The People of the State of New York, Respondent,
v
Michael Q. McNair, Appellant.

—[*1] Gary E. Eisenberg, New City, N.Y., for appellant.

William V. Grady, District Attorney, Poughkeepsie, N.Y. (Kirsten A. Rappleyea of counsel), for respondent.

Appeal by the defendant from a judgment of the County Court, Dutchess County (Dolan, J.), rendered September 1, 2009, convicting him of criminal possession of a controlled substance in the fifth degree, upon his plea of guilty, and imposing sentence.

Ordered that the judgment is affirmed.

At the time of sentencing, the defendant was presented with documents requesting that he forfeit to the People, among other things, three cellular phones considered proceeds of his crime (see CPLR 1311 [1]). After conferring with counsel, the defendant executed the documents, agreeing to forfeit the phones instead of subjecting himself to a civil lawsuit, in which the People were likely to prevail.

The defendant contends that his plea was involuntarily obtained because he was not informed at the time of his plea that the People would request that he forfeit the cellular phones pursuant to CPLR article 13-A. The defendant's contention is unpreserved for appellate review (see People v Toxey, 86 NY2d 725, 726 [1995]; People v Smith, 43 AD3d 474, 475 [2007]).
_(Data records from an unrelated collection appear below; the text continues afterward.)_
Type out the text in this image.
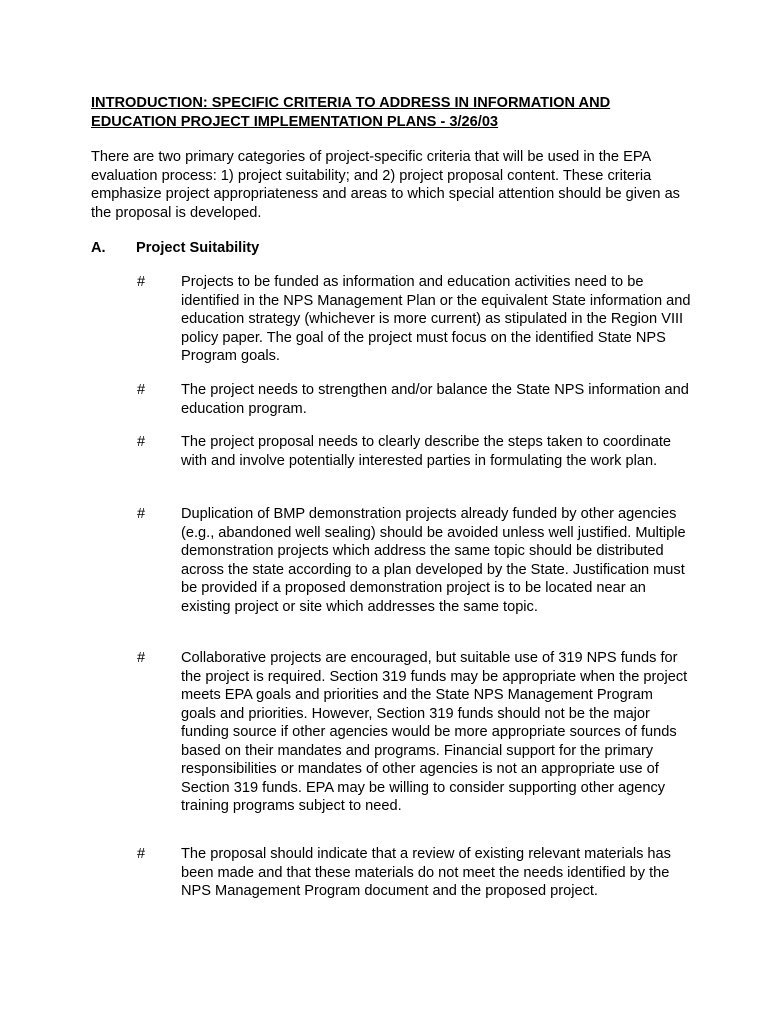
INTRODUCTION: SPECIFIC CRITERIA TO ADDRESS IN INFORMATION AND EDUCATION PROJECT IMPLEMENTATION PLANS - 3/26/03

There are two primary categories of project-specific criteria that will be used in the EPA evaluation process: 1) project suitability; and 2) project proposal content. These criteria emphasize project appropriateness and areas to which special attention should be given as the proposal is developed.

A. Project Suitability
# Projects to be funded as information and education activities need to be identified in the NPS Management Plan or the equivalent State information and education strategy (whichever is more current) as stipulated in the Region VIII policy paper. The goal of the project must focus on the identified State NPS Program goals.

# The project needs to strengthen and/or balance the State NPS information and education program.

# The project proposal needs to clearly describe the steps taken to coordinate with and involve potentially interested parties in formulating the work plan.

# Duplication of BMP demonstration projects already funded by other agencies (e.g., abandoned well sealing) should be avoided unless well justified. Multiple demonstration projects which address the same topic should be distributed across the state according to a plan developed by the State. Justification must be provided if a proposed demonstration project is to be located near an existing project or site which addresses the same topic.

# Collaborative projects are encouraged, but suitable use of 319 NPS funds for the project is required. Section 319 funds may be appropriate when the project meets EPA goals and priorities and the State NPS Management Program goals and priorities. However, Section 319 funds should not be the major funding source if other agencies would be more appropriate sources of funds based on their mandates and programs. Financial support for the primary responsibilities or mandates of other agencies is not an appropriate use of Section 319 funds. EPA may be willing to consider supporting other agency training programs subject to need.

# The proposal should indicate that a review of existing relevant materials has been made and that these materials do not meet the needs identified by the NPS Management Program document and the proposed project.
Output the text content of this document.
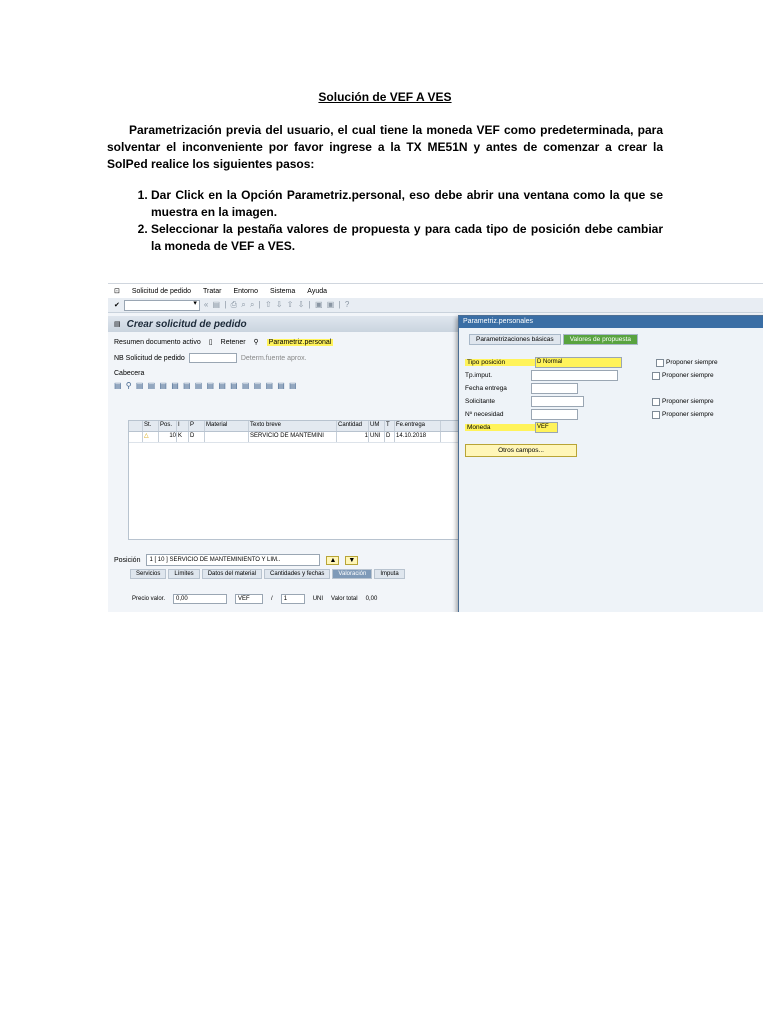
Solución de VEF A VES

Parametrización previa del usuario, el cual tiene la moneda VEF como predeterminada, para solventar el inconveniente por favor ingrese a la TX ME51N y antes de comenzar a crear la SolPed realice los siguientes pasos:

1. Dar Click en la Opción Parametriz.personal, eso debe abrir una ventana como la que se muestra en la imagen.
2. Seleccionar la pestaña valores de propuesta y para cada tipo de posición debe cambiar la moneda de VEF a VES.
⊡ Solicitud de pedido Tratar Entorno Sistema Ayuda
✔
▾	« ▤ | ⎙ ⌕ ⌕ | ⇧ ⇩ ⇧ ⇩ | ▣ ▣ | ?
▤ Crear solicitud de pedido
Resumen documento activo ▯ Retener ⚲ Parametriz.personal
NB Solicitud de pedido	Determ.fuente aprox.
Cabecera
▤ ⚲ ▤ ▤ ▤ ▤ ▤ ▤ ▤ ▤ ▤ ▤ ▤ ▤ ▤ ▤
St.	Pos. I	P	Material	Texto breve	Cantidad	UM	T	Fe.entrega
△	10 K	D	SERVICIO DE MANTEMINI	1 UNI D 14.10.2018
Posición	1 [ 10 ] SERVICIO DE MANTEMINIENTO Y LIM..	▲	▼
Servicios	Límites	Datos del material	Cantidades y fechas	Valoración	Imputa
Precio valor.	0,00	VEF	/	1	UNI Valor total 0,00
Parametriz.personales
Parametrizaciones básicas	Valores de propuesta
Tipo posición	D Normal	Proponer siempre
Tp.imput.	Proponer siempre
Fecha entrega
Solicitante	Proponer siempre
Nº necesidad	Proponer siempre
Moneda	VEF
Otros campos...
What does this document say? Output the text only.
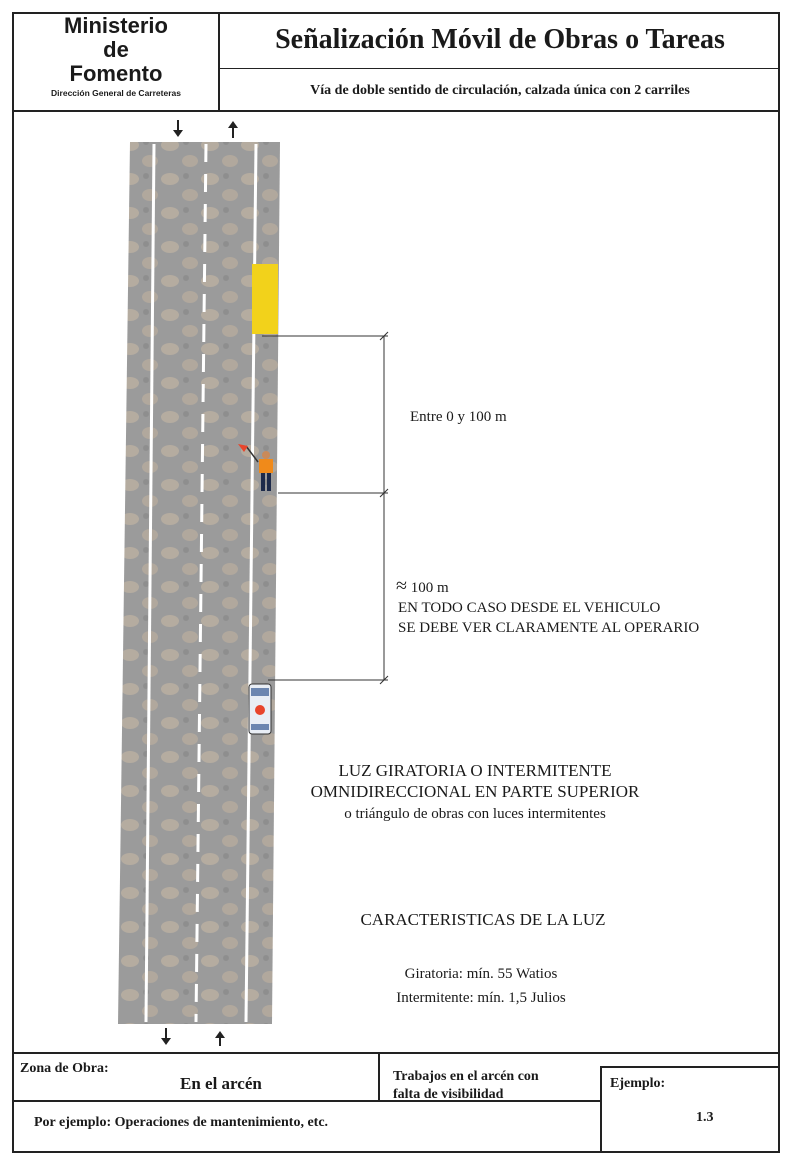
Ministerio
de
Fomento
Dirección General de Carreteras
Señalización Móvil de Obras o Tareas
Vía de doble sentido de circulación, calzada única con 2 carriles
Entre 0 y 100 m
≈ 100 m
EN TODO CASO DESDE EL VEHICULO
SE DEBE VER CLARAMENTE AL OPERARIO
LUZ GIRATORIA O INTERMITENTE
OMNIDIRECCIONAL EN PARTE SUPERIOR
o triángulo de obras con luces intermitentes
CARACTERISTICAS DE LA LUZ
Giratoria: mín. 55 Watios
Intermitente: mín. 1,5 Julios
Zona de Obra:
En el arcén	Trabajos en el arcén con
falta de visibilidad
Ejemplo:
1.3
Por ejemplo: Operaciones de mantenimiento, etc.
In any event, contrary to the defendant's contention, the People's request that he forfeit the phones, which he expressly agreed to after conferring with counsel, was a collateral, not a direct, consequence of his plea of guilty (see CPLR 1311 [1]; People v Gravino, 14 NY3d 546, 553-557 [2010]; People v Ford, 86 NY2d 397, 402-403 [1995]; Holtzman v Roman, 141 AD2d 601 [1988]; see also United States v United States Currency in the Amount of $228,536, 895 F2d 908, 914-915 [1990], cert denied sub nom. Parker v United States, 495 US 958 [1990]; cf. People v Catu, 4 NY3d 242, 244-245 [2005]). Accordingly, the defendant's plea was knowingly, voluntarily, and intelligently made.

The defendant was not deprived of the effective assistance of counsel (see People v Caban, 5 NY3d 143, 152 [2005]; People v Benevento, 91 NY2d 708, 712 [1998]). Covello, J.P., Angiolillo, Dickerson and Belen, JJ., concur.